Gowdy hastily put his gun away. When Jake was close to him he said in a dangerously friendly voice, ‘How would you like to be the first man in town with two ass holes?’
‘He was just funnin’, Jake,’ Augie said. His own face still showed traces of anguish for his lost bottle, but he clapped Jake on the shoulder in spite of it.
‘The second man in town, then,’ Jake amended instantly. ‘Not much of a distinction. But how about it?’
‘No, sir,’ Gowdy said earnestly.
‘Then you better back up every time you see me on the street, starting right now!’
Gowdy backed all the way to the Schooner, guided by his friend Reb. There were a few requests from the remaining crowd to ‘Do it again’ and ‘Get an apple,’ but it was evident that the show wasn’t going to be repeated, and they began to drift away under his watchful eye. When he turned to glance back at Clem he saw him still standing in place, wiping whiskey and broken glass off his coat carefully with a handkerchief.

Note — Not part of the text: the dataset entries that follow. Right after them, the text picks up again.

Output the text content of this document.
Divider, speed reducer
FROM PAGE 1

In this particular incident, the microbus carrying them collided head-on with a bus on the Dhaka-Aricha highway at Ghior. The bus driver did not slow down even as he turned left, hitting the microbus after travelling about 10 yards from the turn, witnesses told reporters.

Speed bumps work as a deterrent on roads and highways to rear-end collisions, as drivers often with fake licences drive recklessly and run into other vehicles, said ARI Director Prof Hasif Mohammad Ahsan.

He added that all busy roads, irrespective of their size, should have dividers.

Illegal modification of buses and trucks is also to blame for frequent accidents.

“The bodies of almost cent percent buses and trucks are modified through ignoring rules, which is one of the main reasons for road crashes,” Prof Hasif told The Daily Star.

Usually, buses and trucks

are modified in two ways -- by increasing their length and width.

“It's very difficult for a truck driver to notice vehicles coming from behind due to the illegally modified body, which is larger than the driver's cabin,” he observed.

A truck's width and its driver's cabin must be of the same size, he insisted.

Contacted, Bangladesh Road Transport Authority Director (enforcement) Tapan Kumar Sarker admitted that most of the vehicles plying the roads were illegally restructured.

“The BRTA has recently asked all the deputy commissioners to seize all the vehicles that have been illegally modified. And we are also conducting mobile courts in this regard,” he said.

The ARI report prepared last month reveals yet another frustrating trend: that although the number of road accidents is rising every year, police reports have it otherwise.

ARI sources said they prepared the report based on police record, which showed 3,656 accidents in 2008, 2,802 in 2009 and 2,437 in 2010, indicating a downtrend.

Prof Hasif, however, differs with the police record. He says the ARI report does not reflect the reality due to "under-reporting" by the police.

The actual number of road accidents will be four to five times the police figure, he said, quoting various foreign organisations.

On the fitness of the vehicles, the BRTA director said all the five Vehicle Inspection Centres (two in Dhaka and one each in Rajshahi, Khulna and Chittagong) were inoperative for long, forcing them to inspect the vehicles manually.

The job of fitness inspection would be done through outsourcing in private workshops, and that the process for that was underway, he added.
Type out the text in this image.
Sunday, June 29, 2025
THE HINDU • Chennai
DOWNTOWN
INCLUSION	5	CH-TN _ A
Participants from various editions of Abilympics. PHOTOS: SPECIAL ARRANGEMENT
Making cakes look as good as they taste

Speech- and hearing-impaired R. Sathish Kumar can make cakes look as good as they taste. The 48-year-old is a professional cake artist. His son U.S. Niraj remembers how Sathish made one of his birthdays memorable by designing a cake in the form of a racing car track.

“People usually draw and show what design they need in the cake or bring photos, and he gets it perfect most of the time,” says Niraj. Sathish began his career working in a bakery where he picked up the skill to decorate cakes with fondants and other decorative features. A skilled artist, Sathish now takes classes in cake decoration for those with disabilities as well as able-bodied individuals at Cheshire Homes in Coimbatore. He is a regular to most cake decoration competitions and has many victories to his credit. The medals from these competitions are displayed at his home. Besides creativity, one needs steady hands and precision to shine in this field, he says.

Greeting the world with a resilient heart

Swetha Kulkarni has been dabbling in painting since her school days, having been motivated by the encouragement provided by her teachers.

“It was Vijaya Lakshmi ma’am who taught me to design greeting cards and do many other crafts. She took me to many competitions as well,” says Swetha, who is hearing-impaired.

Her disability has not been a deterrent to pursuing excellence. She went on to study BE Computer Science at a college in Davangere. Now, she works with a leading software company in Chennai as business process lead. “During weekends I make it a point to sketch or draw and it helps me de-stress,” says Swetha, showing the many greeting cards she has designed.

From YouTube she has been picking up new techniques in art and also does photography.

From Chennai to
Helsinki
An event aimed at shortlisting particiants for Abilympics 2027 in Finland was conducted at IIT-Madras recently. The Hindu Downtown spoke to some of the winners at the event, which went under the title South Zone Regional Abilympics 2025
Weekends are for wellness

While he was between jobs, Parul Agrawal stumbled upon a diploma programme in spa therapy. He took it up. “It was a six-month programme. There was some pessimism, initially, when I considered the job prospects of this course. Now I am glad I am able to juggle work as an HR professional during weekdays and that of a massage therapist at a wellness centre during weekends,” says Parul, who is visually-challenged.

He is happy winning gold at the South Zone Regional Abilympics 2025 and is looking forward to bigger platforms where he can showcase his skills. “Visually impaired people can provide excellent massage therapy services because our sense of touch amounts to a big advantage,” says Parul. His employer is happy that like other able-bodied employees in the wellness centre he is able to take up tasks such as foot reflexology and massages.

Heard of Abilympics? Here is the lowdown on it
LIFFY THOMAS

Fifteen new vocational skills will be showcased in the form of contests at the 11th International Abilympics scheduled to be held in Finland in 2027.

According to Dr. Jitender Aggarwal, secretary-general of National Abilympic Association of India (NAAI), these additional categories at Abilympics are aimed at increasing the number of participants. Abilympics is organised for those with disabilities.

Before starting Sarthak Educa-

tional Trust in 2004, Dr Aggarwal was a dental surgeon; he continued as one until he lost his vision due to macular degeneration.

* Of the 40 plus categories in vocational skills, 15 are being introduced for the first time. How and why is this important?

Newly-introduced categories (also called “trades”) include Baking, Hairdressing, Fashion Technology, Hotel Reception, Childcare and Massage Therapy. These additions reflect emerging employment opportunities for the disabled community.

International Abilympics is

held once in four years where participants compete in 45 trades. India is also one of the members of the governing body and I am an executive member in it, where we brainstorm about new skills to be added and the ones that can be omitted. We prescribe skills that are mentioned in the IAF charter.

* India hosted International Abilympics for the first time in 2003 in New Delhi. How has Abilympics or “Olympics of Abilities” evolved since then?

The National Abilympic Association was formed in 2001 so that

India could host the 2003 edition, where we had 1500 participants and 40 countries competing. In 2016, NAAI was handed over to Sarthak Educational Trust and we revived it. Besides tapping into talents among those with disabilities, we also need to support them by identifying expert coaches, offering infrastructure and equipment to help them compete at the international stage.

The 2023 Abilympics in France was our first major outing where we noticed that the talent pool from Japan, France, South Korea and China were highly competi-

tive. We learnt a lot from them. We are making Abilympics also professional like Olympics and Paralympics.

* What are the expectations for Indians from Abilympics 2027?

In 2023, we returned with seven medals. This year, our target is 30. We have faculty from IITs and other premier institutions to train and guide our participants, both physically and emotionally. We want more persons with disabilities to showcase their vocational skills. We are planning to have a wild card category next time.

‘If you were looking for a filler for the dunce column I guess you’ve got it now: “Hollander Gets the Drop on Half-wit Mucker.” Is that what you wanted?’
‘No,’ said Clem, beginning to laugh weakly. ‘I just wanted to see you do it, too.’
‘So much that you’d bet your own head on it? That was pretty chancy, considering that we aren’t exactly blood brothers!’
Clem continued to laugh as he took off his stained glasses and tried to clean them with the sodden handkerchief.
‘I couldn’t help it.’
‘You crazy bastard, you’re drunk as a cider-maker’s sow! Gowdy couldn’t hit the ground with his hat, and you just stood there and let him take aim!’
‘Well, he did have me worried for a second, until I saw you come out.’ Clem’s eyes squeezed shut again with the memory, and his shoulders shook helplessly. Tears ran down his face.